ここで、図4(a)に示す疵は、最大0.3mmの幅を有する疵であり、図4(b)は、最大0.004mmの幅を有する疵であり、いずれも幅方向について0.003mm以上であるため、これら疵は、本実施形態における割れの定義に含むものとする。
なお、図4(a)の疵は、長手方向の長さが3.34mmであり、図4(b)の疵は、長手方向の長さが0.031mmである。
一方、図5に示す疵は、0.003mmより幅小であるとともに、結晶粒界と同等の大きさの幅であるため、割れの定義に含めないものとする。
すなわち、疵の幅が上述した0.003mmよりも小さい場合には、疵の長手方向の長さが、たとえ、図5に示すように、例えば、4mmを超すような長尺であってもアーキングの発生に影響を及ぼさないため、図5に示すような疵は、本実施形態における割れの定義には含めないものとする。
表1、図1、図2、及び、図3に示すように、スパッタリングターゲット表面(被スパッタリング表面)の割れ個数については、従来例1〜5、比較例の場合には、いずれも50[個/100mm]よりも多くなった。
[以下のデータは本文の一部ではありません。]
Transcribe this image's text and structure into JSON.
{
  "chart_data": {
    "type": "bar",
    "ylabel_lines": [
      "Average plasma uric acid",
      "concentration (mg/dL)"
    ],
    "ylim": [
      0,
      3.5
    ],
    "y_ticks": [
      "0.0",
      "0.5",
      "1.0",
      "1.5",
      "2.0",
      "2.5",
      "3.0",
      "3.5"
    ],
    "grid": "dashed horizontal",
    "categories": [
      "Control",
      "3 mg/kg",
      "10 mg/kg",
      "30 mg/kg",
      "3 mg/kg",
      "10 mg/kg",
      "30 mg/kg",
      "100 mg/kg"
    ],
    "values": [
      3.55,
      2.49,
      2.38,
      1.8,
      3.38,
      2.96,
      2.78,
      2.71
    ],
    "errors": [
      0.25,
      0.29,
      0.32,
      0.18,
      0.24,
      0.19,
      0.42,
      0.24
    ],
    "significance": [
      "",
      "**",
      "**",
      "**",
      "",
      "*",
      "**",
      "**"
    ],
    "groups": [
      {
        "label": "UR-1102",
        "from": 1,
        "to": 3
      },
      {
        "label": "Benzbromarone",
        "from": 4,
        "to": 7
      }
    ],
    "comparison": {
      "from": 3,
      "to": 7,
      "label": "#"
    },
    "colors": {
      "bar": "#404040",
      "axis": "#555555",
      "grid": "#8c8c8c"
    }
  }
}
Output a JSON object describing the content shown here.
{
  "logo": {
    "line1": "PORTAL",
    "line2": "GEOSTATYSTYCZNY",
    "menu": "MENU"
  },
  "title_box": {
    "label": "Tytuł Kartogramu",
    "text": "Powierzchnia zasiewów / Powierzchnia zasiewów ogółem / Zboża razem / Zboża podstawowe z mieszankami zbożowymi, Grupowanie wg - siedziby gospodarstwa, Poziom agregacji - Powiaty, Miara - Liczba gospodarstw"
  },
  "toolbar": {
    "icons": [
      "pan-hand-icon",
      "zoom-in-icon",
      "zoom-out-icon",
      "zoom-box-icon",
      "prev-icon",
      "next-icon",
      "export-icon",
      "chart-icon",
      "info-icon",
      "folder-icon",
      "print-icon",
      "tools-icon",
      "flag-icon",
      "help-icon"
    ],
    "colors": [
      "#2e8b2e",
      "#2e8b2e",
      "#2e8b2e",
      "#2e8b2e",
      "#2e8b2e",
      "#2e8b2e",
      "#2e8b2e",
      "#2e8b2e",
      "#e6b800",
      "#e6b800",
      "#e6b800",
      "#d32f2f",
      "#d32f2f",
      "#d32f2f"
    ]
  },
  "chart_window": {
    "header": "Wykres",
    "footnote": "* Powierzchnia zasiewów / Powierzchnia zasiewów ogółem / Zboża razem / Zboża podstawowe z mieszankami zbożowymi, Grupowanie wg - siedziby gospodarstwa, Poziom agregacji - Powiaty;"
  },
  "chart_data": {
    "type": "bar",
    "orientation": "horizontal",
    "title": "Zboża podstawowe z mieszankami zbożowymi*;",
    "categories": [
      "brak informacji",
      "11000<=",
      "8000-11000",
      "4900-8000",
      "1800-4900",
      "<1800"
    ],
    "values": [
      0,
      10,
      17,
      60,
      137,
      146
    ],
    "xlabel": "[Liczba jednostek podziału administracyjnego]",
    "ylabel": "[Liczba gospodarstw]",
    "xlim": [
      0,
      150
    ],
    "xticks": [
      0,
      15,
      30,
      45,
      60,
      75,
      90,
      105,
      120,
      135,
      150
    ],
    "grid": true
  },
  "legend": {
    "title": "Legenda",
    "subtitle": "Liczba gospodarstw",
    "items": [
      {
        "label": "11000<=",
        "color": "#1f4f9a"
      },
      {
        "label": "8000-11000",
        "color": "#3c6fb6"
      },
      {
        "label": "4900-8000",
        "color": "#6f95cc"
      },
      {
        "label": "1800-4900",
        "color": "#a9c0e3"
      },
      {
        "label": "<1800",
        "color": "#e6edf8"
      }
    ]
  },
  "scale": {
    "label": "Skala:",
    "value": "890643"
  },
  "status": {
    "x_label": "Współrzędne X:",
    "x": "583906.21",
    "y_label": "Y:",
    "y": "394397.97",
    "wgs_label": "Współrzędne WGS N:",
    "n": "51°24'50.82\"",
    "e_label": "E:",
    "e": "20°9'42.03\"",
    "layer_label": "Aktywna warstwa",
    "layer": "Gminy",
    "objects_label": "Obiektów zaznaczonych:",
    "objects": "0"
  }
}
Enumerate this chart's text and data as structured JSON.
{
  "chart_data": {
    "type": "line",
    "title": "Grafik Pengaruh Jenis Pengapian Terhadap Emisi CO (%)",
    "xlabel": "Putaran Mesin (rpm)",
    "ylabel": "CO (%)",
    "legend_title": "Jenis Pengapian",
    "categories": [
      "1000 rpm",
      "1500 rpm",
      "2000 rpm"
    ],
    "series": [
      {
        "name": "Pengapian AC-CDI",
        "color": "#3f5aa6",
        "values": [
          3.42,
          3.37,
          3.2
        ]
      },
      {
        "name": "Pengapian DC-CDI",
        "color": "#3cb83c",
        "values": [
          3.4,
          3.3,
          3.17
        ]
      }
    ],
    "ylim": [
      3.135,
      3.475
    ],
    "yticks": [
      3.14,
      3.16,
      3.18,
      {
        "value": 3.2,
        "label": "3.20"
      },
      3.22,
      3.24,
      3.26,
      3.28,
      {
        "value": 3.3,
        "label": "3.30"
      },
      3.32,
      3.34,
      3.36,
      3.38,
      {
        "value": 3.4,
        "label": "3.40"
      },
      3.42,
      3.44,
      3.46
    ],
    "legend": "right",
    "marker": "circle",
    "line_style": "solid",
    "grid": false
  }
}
これに対して、実施例1〜4の場合には、いずれも50[個/100mm]以下とすることを確認できた。
それとともに、従来例1〜5、及び比較例の場合には、アーキングの発生回数が30回より多かったのに対して、実施例1〜4の場合には、30回より少なくなることも確認できた。
このことから表1、及び、図3に示すように、割れ個数を50[個/100mm]以下にするとアーキング発生回数が30回以下に抑制することができることを確認できた。
以上により、スパッタリングターゲットを、実施例1〜4に示すように、純度が99.9質量%以上の銅を主成分とし、硫黄(S)を10ppm以下の含有量とし、且つ、鉛(Pb)を2ppm以下の含有量とすることにより、アーキングの発生回数を30回よりも抑えることができ、硫黄(S)と鉛(Pb)との含有量のそれぞれがこのような条件を満たしていない従来例1〜5のターゲットと比較して、格段に抑制できることを確認できた。
そして、従来例1〜5、比較例、及び実施例1〜4のそれぞれについて、実際に、ターゲットのスパッタリング処理を行った基板を確認したところ、従来例1〜5、及び比較例のスパッタリングターゲットを用いた場合には、基板に対してスプラッシュ等の粗大クラスタが発生したのに対して、実施例1〜4のスパッタリングターゲットを用いた場合には、スプラッシュなどの粗大クラスタが発生することがなく、基板に均一な膜厚の薄膜を形成することができた。
なお、この発明は、上述した実施形態に限らず、その他にも様々な実施形態で形成することができる。

Claims (2)

  1. 純度が99.9質量%以上の銅を主成分としたスパッタリングターゲットであって、
    10ppm以下の硫黄(S)、及び、2ppm以下の鉛(Pb)を含有することを特徴とする
    スパッタリングターゲット。
  2. 前記銅の純度が99.96質量%以上であることを特徴とする
    請求項1に記載のスパッタリングターゲット。